Иерусалим, Иерусалим! – кричат набожные путники, когда на противоположном краю долины на склоне холма небесным видением предстает им этот город, центр мира, под ярким полуденным солнцем вспыхивающий мириадами искр, будто хрустальный венец, чистым золотом, как все мы знаем, загорающийся в закатных лучах, млечной белизной осиянный в полнолуние Иерусалим, Иерусалим.
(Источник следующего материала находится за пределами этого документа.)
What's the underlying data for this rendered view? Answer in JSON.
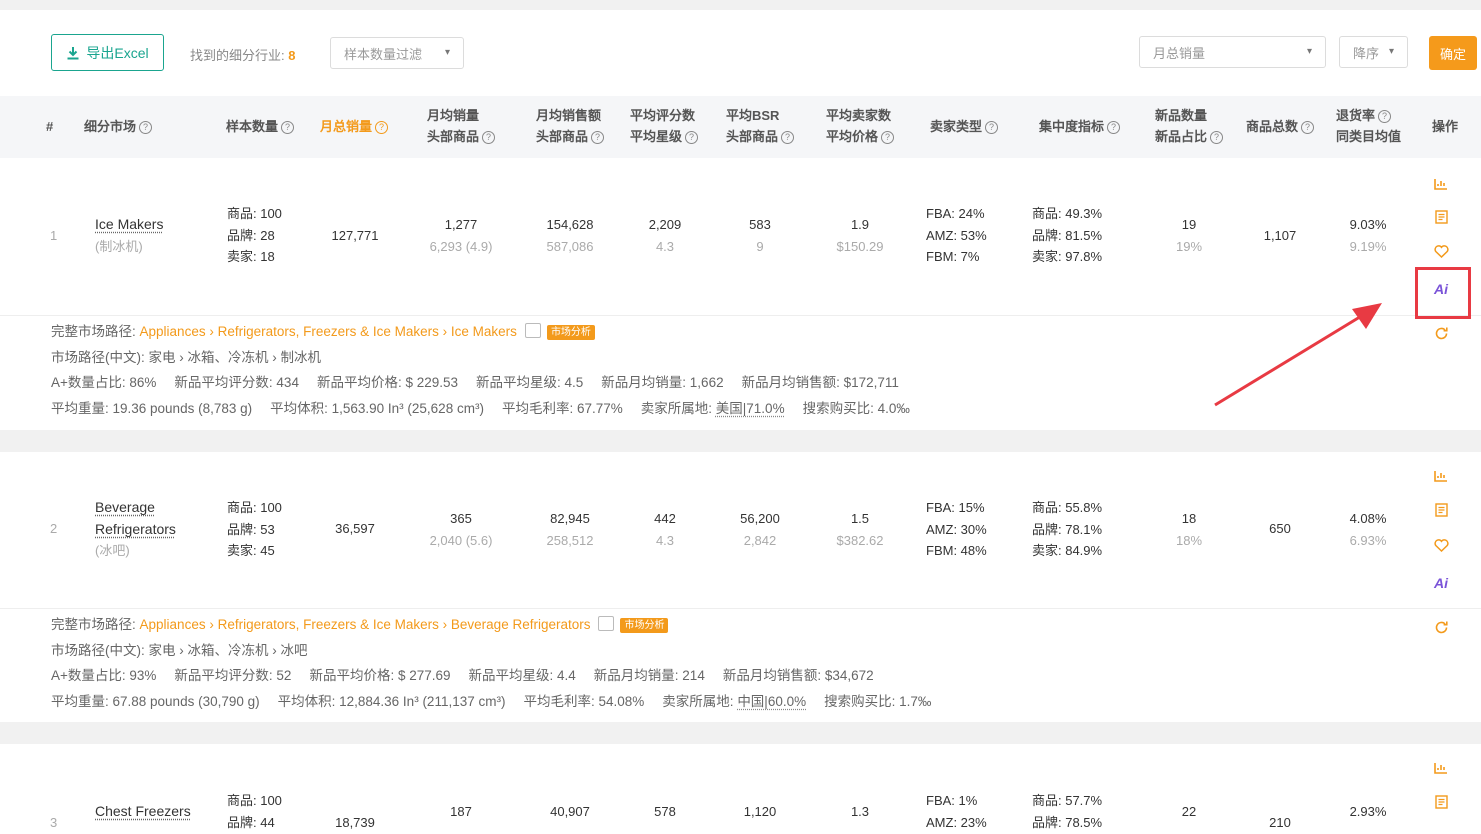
{
  "toolbar": {
    "export_label": "导出Excel",
    "found_label": "找到的细分行业:",
    "found_count": "8",
    "sample_filter_placeholder": "样本数量过滤",
    "sort_field": "月总销量",
    "sort_order": "降序",
    "confirm_label": "确定"
  },
  "columns": [
    {
      "l1": "#",
      "l2": ""
    },
    {
      "l1": "细分市场",
      "l2": ""
    },
    {
      "l1": "样本数量",
      "l2": ""
    },
    {
      "l1": "月总销量",
      "l2": ""
    },
    {
      "l1": "月均销量",
      "l2": "头部商品"
    },
    {
      "l1": "月均销售额",
      "l2": "头部商品"
    },
    {
      "l1": "平均评分数",
      "l2": "平均星级"
    },
    {
      "l1": "平均BSR",
      "l2": "头部商品"
    },
    {
      "l1": "平均卖家数",
      "l2": "平均价格"
    },
    {
      "l1": "卖家类型",
      "l2": ""
    },
    {
      "l1": "集中度指标",
      "l2": ""
    },
    {
      "l1": "新品数量",
      "l2": "新品占比"
    },
    {
      "l1": "商品总数",
      "l2": ""
    },
    {
      "l1": "退货率",
      "l2": "同类目均值"
    },
    {
      "l1": "操作",
      "l2": ""
    }
  ],
  "question_mark": "?",
  "rows": [
    {
      "index": "1",
      "name": "Ice Makers",
      "name_cn": "(制冰机)",
      "sample_products": "商品: 100",
      "sample_brands": "品牌: 28",
      "sample_sellers": "卖家: 18",
      "monthly_sales": "127,771",
      "avg_sales": "1,277",
      "avg_sales_top": "6,293 (4.9)",
      "avg_revenue": "154,628",
      "avg_revenue_top": "587,086",
      "avg_reviews": "2,209",
      "avg_rating": "4.3",
      "avg_bsr": "583",
      "avg_bsr_top": "9",
      "avg_sellers": "1.9",
      "avg_price": "$150.29",
      "fba": "FBA: 24%",
      "amz": "AMZ: 53%",
      "fbm": "FBM: 7%",
      "conc_products": "商品: 49.3%",
      "conc_brands": "品牌: 81.5%",
      "conc_sellers": "卖家: 97.8%",
      "new_count": "19",
      "new_ratio": "19%",
      "total": "1,107",
      "return_rate": "9.03%",
      "return_avg": "9.19%",
      "path_label": "完整市场路径:",
      "path_1": "Appliances",
      "path_2": "Refrigerators, Freezers & Ice Makers",
      "path_3": "Ice Makers",
      "analysis_tag": "市场分析",
      "path_cn_label": "市场路径(中文):",
      "path_cn": "家电 › 冰箱、冷冻机 › 制冰机",
      "aplus": "A+数量占比: 86%",
      "new_reviews": "新品平均评分数: 434",
      "new_price": "新品平均价格: $ 229.53",
      "new_rating": "新品平均星级: 4.5",
      "new_sales": "新品月均销量: 1,662",
      "new_revenue": "新品月均销售额: $172,711",
      "weight": "平均重量: 19.36 pounds (8,783 g)",
      "volume": "平均体积: 1,563.90 In³ (25,628 cm³)",
      "margin": "平均毛利率: 67.77%",
      "seller_loc_label": "卖家所属地:",
      "seller_loc": "美国|71.0%",
      "search_ratio": "搜索购买比: 4.0‰"
    },
    {
      "index": "2",
      "name_1": "Beverage",
      "name_2": "Refrigerators",
      "name_cn": "(冰吧)",
      "sample_products": "商品: 100",
      "sample_brands": "品牌: 53",
      "sample_sellers": "卖家: 45",
      "monthly_sales": "36,597",
      "avg_sales": "365",
      "avg_sales_top": "2,040 (5.6)",
      "avg_revenue": "82,945",
      "avg_revenue_top": "258,512",
      "avg_reviews": "442",
      "avg_rating": "4.3",
      "avg_bsr": "56,200",
      "avg_bsr_top": "2,842",
      "avg_sellers": "1.5",
      "avg_price": "$382.62",
      "fba": "FBA: 15%",
      "amz": "AMZ: 30%",
      "fbm": "FBM: 48%",
      "conc_products": "商品: 55.8%",
      "conc_brands": "品牌: 78.1%",
      "conc_sellers": "卖家: 84.9%",
      "new_count": "18",
      "new_ratio": "18%",
      "total": "650",
      "return_rate": "4.08%",
      "return_avg": "6.93%",
      "path_label": "完整市场路径:",
      "path_1": "Appliances",
      "path_2": "Refrigerators, Freezers & Ice Makers",
      "path_3": "Beverage Refrigerators",
      "analysis_tag": "市场分析",
      "path_cn_label": "市场路径(中文):",
      "path_cn": "家电 › 冰箱、冷冻机 › 冰吧",
      "aplus": "A+数量占比: 93%",
      "new_reviews": "新品平均评分数: 52",
      "new_price": "新品平均价格: $ 277.69",
      "new_rating": "新品平均星级: 4.4",
      "new_sales": "新品月均销量: 214",
      "new_revenue": "新品月均销售额: $34,672",
      "weight": "平均重量: 67.88 pounds (30,790 g)",
      "volume": "平均体积: 12,884.36 In³ (211,137 cm³)",
      "margin": "平均毛利率: 54.08%",
      "seller_loc_label": "卖家所属地:",
      "seller_loc": "中国|60.0%",
      "search_ratio": "搜索购买比: 1.7‰"
    },
    {
      "index": "3",
      "name": "Chest Freezers",
      "sample_products": "商品: 100",
      "sample_brands": "品牌: 44",
      "monthly_sales": "18,739",
      "avg_sales": "187",
      "avg_revenue": "40,907",
      "avg_reviews": "578",
      "avg_bsr": "1,120",
      "avg_sellers": "1.3",
      "fba": "FBA: 1%",
      "amz": "AMZ: 23%",
      "conc_products": "商品: 57.7%",
      "conc_brands": "品牌: 78.5%",
      "new_count": "22",
      "total": "210",
      "return_rate": "2.93%"
    }
  ],
  "ops": {
    "ai_label": "Ai"
  },
  "colors": {
    "accent": "#f39a1b",
    "teal": "#1aa58f",
    "ai": "#7a53d8",
    "highlight": "#e83a43"
  }
}
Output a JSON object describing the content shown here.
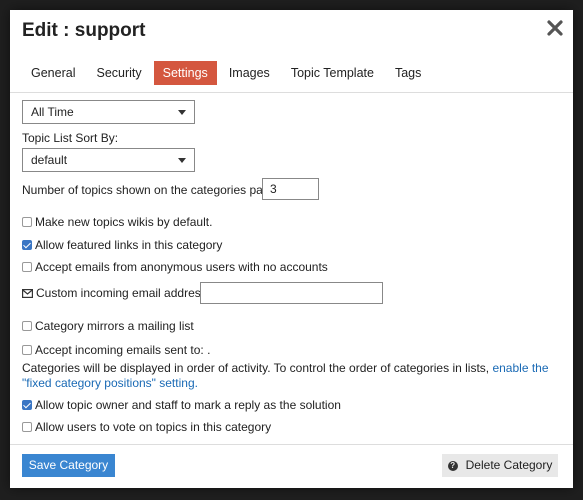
{
  "modal": {
    "title": "Edit : support",
    "close_icon": "close-icon"
  },
  "tabs": [
    {
      "label": "General",
      "active": false
    },
    {
      "label": "Security",
      "active": false
    },
    {
      "label": "Settings",
      "active": true
    },
    {
      "label": "Images",
      "active": false
    },
    {
      "label": "Topic Template",
      "active": false
    },
    {
      "label": "Tags",
      "active": false
    }
  ],
  "settings": {
    "period_select": {
      "value": "All Time"
    },
    "sort_label": "Topic List Sort By:",
    "sort_select": {
      "value": "default"
    },
    "num_topics_label": "Number of topics shown on the categories page:",
    "num_topics_value": "3",
    "checkboxes": [
      {
        "label": "Make new topics wikis by default.",
        "checked": false
      },
      {
        "label": "Allow featured links in this category",
        "checked": true
      },
      {
        "label": "Accept emails from anonymous users with no accounts",
        "checked": false
      }
    ],
    "email_label": "Custom incoming email address:",
    "email_value": "",
    "mirrors_label": "Category mirrors a mailing list",
    "mirrors_checked": false,
    "incoming_label": "Accept incoming emails sent to: .",
    "incoming_checked": false,
    "order_text": "Categories will be displayed in order of activity. To control the order of categories in lists, ",
    "order_link": "enable the \"fixed category positions\" setting.",
    "solution_label": "Allow topic owner and staff to mark a reply as the solution",
    "solution_checked": true,
    "vote_label": "Allow users to vote on topics in this category",
    "vote_checked": false
  },
  "footer": {
    "save_label": "Save Category",
    "delete_label": "Delete Category",
    "delete_icon": "question-circle-icon"
  },
  "colors": {
    "active_tab": "#d4573f",
    "save_button": "#3a86d1",
    "link": "#1a6ab5",
    "checkbox_checked": "#3a76c4"
  }
}
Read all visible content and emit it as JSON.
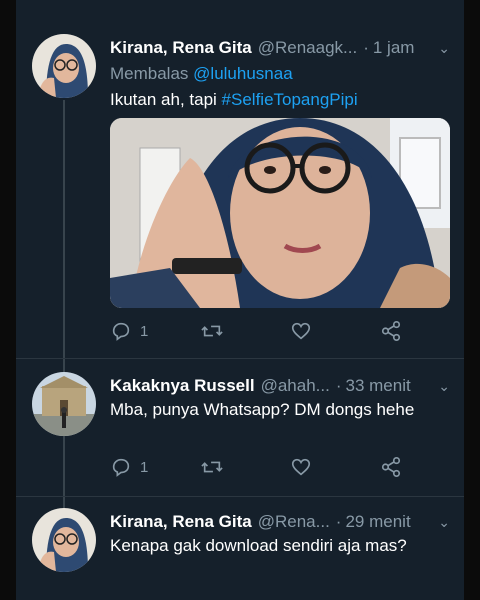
{
  "tweets": [
    {
      "name": "Kirana, Rena Gita",
      "handle": "@Renaagk...",
      "time": "1 jam",
      "reply_label": "Membalas",
      "reply_mention": "@luluhusnaa",
      "text": "Ikutan ah, tapi",
      "hashtag": "#SelfieTopangPipi",
      "reply_count": "1",
      "retweet_count": "",
      "like_count": ""
    },
    {
      "name": "Kakaknya Russell",
      "handle": "@ahah...",
      "time": "33 menit",
      "text": "Mba, punya Whatsapp? DM dongs hehe",
      "reply_count": "1",
      "retweet_count": "",
      "like_count": ""
    },
    {
      "name": "Kirana, Rena Gita",
      "handle": "@Rena...",
      "time": "29 menit",
      "text": "Kenapa gak download sendiri aja mas?"
    }
  ],
  "icons": {
    "reply": "reply-icon",
    "retweet": "retweet-icon",
    "like": "heart-icon",
    "share": "share-icon",
    "menu": "chevron-down-icon"
  },
  "colors": {
    "background": "#15202b",
    "accent": "#1da1f2",
    "secondary_text": "#8899a6"
  }
}
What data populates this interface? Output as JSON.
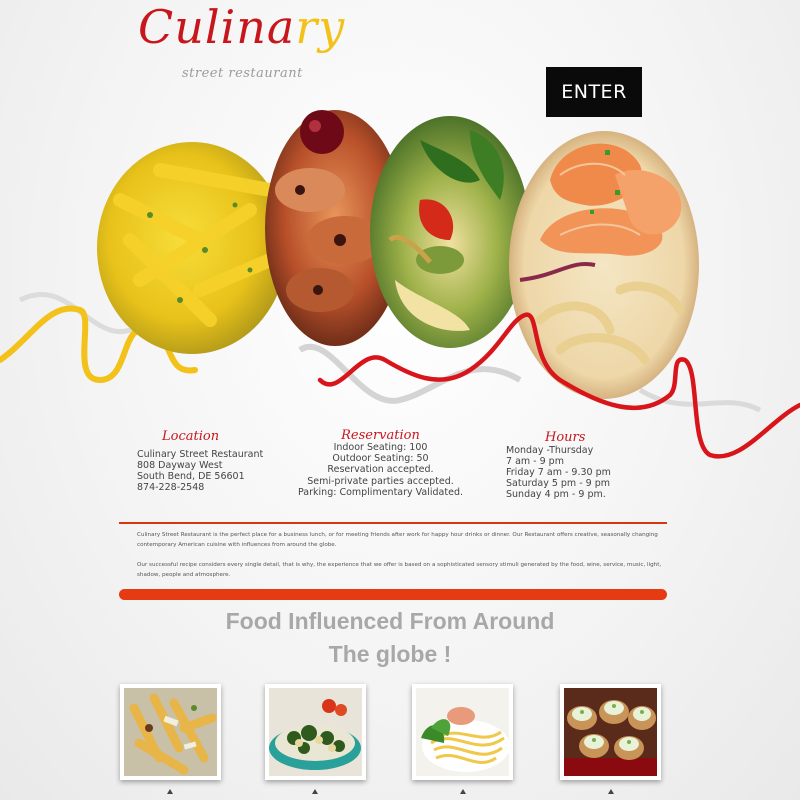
{
  "brand": {
    "name_main": "Culina",
    "name_accent": "ry",
    "subtitle": "street restaurant"
  },
  "header": {
    "enter_label": "ENTER"
  },
  "info": {
    "location": {
      "title": "Location",
      "lines": [
        "Culinary Street Restaurant",
        "808  Dayway West",
        "South Bend, DE 56601",
        "874-228-2548"
      ]
    },
    "reservation": {
      "title": "Reservation",
      "lines": [
        "Indoor Seating: 100",
        "Outdoor Seating: 50",
        "Reservation accepted.",
        "Semi-private parties accepted.",
        "Parking: Complimentary Validated."
      ]
    },
    "hours": {
      "title": "Hours",
      "lines": [
        "Monday -Thursday",
        "7 am - 9 pm",
        "Friday 7 am - 9.30 pm",
        "Saturday 5 pm - 9 pm",
        "Sunday 4 pm - 9 pm."
      ]
    }
  },
  "about": {
    "paragraph_1": "Culinary Street Restaurant is the perfect place for a business lunch, or for meeting friends after work for happy hour drinks or dinner. Our Restaurant offers creative, seasonally changing contemporary American cuisine with influences from around the globe.",
    "paragraph_2": "Our successful recipe considers every single detail, that is why, the experience that we offer is based on a sophisticated sensory stimuli generated by the food, wine, service, music, light, shadow, people and atmosphere."
  },
  "tagline": {
    "line_1": "Food Influenced From Around",
    "line_2": "The globe !"
  },
  "colors": {
    "brand_red": "#c8161d",
    "brand_yellow": "#f2c21b",
    "accent_orange": "#e53a12",
    "enter_bg": "#0a0a0a"
  },
  "gallery_icons": [
    "pasta-thumbnail",
    "salad-thumbnail",
    "spaghetti-thumbnail",
    "appetizer-thumbnail"
  ]
}
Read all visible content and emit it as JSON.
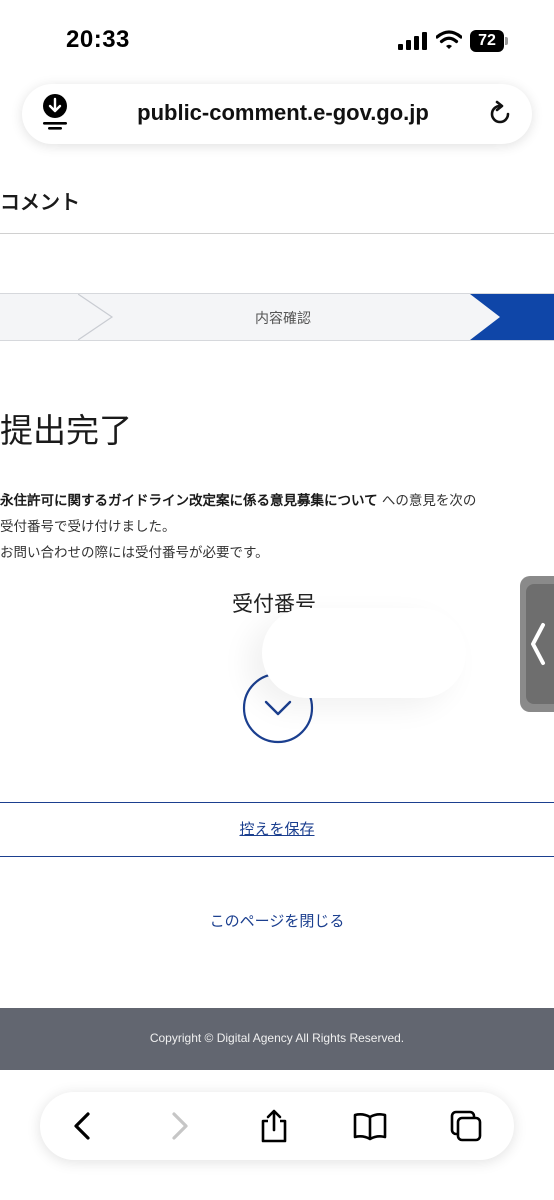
{
  "status_bar": {
    "time": "20:33",
    "battery_level": "72",
    "icons": [
      "signal-icon",
      "wifi-icon",
      "battery-icon"
    ]
  },
  "address_bar": {
    "url": "public-comment.e-gov.go.jp",
    "icons": [
      "download-icon",
      "reload-icon"
    ]
  },
  "page": {
    "header_title": "コメント",
    "step_current_label": "内容確認",
    "complete_title": "提出完了",
    "message": {
      "bold": "永住許可に関するガイドライン改定案に係る意見募集について",
      "line1_rest": " への意見を次の",
      "line2": "受付番号で受け付けました。",
      "line3": "お問い合わせの際には受付番号が必要です。"
    },
    "receipt_label": "受付番号",
    "save_link": "控えを保存",
    "close_link": "このページを閉じる"
  },
  "footer": {
    "copyright": "Copyright © Digital Agency All Rights Reserved."
  },
  "toolbar": {
    "icons": [
      "back-icon",
      "forward-icon",
      "share-icon",
      "bookmarks-icon",
      "tabs-icon"
    ]
  },
  "colors": {
    "accent": "#1b3f8f",
    "step_active": "#0f46a8",
    "footer_bg": "#626670"
  }
}
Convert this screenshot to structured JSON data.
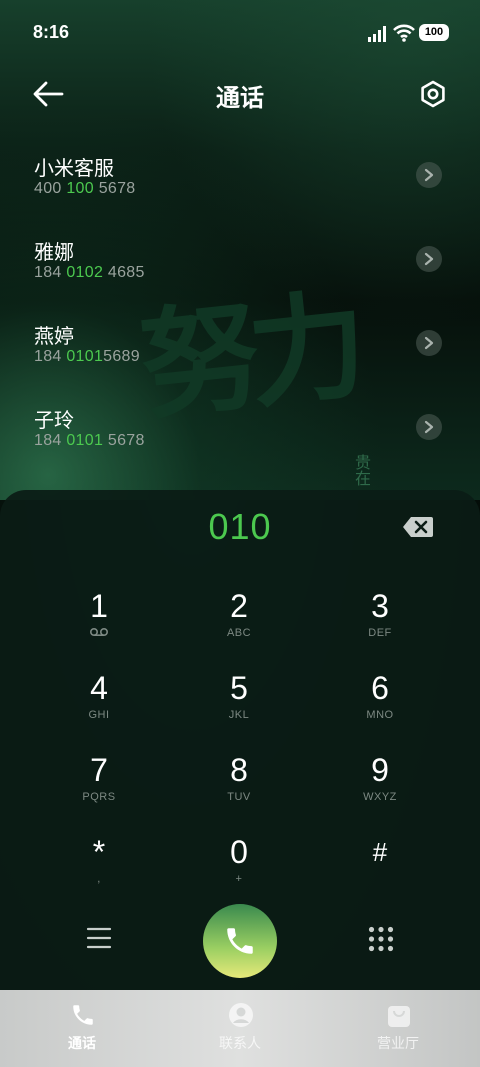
{
  "status_bar": {
    "time": "8:16",
    "battery": "100"
  },
  "header": {
    "title": "通话"
  },
  "results": [
    {
      "name": "小米客服",
      "number_parts": [
        "400 ",
        "100",
        " 5678"
      ]
    },
    {
      "name": "雅娜",
      "number_parts": [
        "184 ",
        "0102",
        " 4685"
      ]
    },
    {
      "name": "燕婷",
      "number_parts": [
        "184 ",
        "0101",
        "5689"
      ]
    },
    {
      "name": "子玲",
      "number_parts": [
        "184 ",
        "0101",
        " 5678"
      ]
    }
  ],
  "background_art": {
    "main": "努力",
    "side": "贵在"
  },
  "dialpad": {
    "input": "010",
    "keys": [
      {
        "digit": "1",
        "letters": ""
      },
      {
        "digit": "2",
        "letters": "ABC"
      },
      {
        "digit": "3",
        "letters": "DEF"
      },
      {
        "digit": "4",
        "letters": "GHI"
      },
      {
        "digit": "5",
        "letters": "JKL"
      },
      {
        "digit": "6",
        "letters": "MNO"
      },
      {
        "digit": "7",
        "letters": "PQRS"
      },
      {
        "digit": "8",
        "letters": "TUV"
      },
      {
        "digit": "9",
        "letters": "WXYZ"
      },
      {
        "digit": "*",
        "letters": ","
      },
      {
        "digit": "0",
        "letters": "+"
      },
      {
        "digit": "#",
        "letters": ""
      }
    ]
  },
  "bottom_nav": {
    "items": [
      {
        "label": "通话",
        "icon": "phone-icon",
        "active": true
      },
      {
        "label": "联系人",
        "icon": "contacts-icon",
        "active": false
      },
      {
        "label": "营业厅",
        "icon": "store-bag-icon",
        "active": false
      }
    ]
  },
  "colors": {
    "accent": "#4cc94f",
    "panel": "#0b1c15"
  }
}
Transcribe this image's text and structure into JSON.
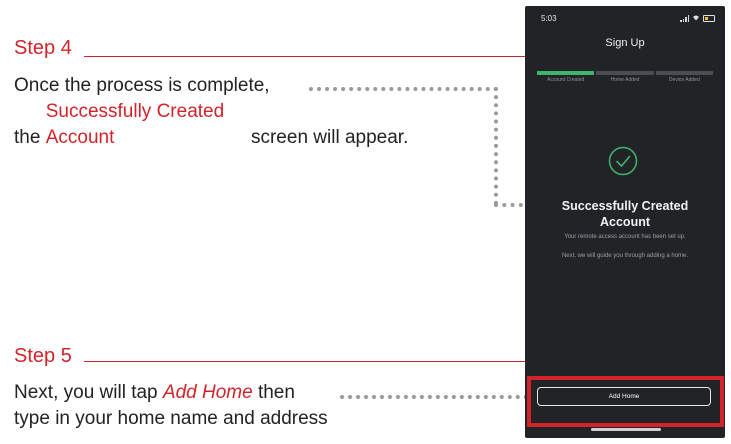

И Храм возникает так, словно в этот самый миг поставил его наземь Господь, и некое дуновение, которое коснулось вдруг волос, и щек, и одежд паломников и просто путников, родилось, быть может, от мановения длани Господа, и, если внимательно вглядеться в облака на небе, можно еще заметить эту огромную исчезающую в высоте руку, длинные, выпачканные глиной пальцы, ладонь, прочерченную линиями жизни и смерти людей и всех прочих сущих во Вселенной, и даже – пришло нам время узнать и это – линиями жизни и смерти самого Бога. Тянутся к небесам трепещущие от избытка чувств руки путников, неудержимо рвутся из уст их славословия, и звучат они уже не хором, ибо каждый объят собственным восторгом, иные же, по природе своей склонные к сдержанности в изъявлении подобных чувств, замирают недвижно, смотрят ввысь неотрывно, а слова молитвы произносят суховато и жестко, словно в такую минуту дозволяется им как равному с равным говорить с Господом своим. Дорога плавно идет под уклон, и, по мере того как путники спускаются в долину, чтобы потом начать очередной подъем, который приведет их к городским воротам, все выше и выше вздымается перед ними Храм, все больше и больше, в соответствии с правилами перспективы, закрывая собою Антониеву башню, где даже с такого расстояния можно разглядеть силуэты дозорных легионеров – вспыхивает на солнце и тотчас гаснет металл доспехов и оружия. Здесь и расстается с попутчиками чета назаретян, ибо Мария устала и не вынесла бы дробной рыси, которой пришлось бы пустить ее длинноухого скакуна, чтобы держаться вровень с паломниками, ускорившими шаги и чуть не на бег перешедшими при виде городских стен.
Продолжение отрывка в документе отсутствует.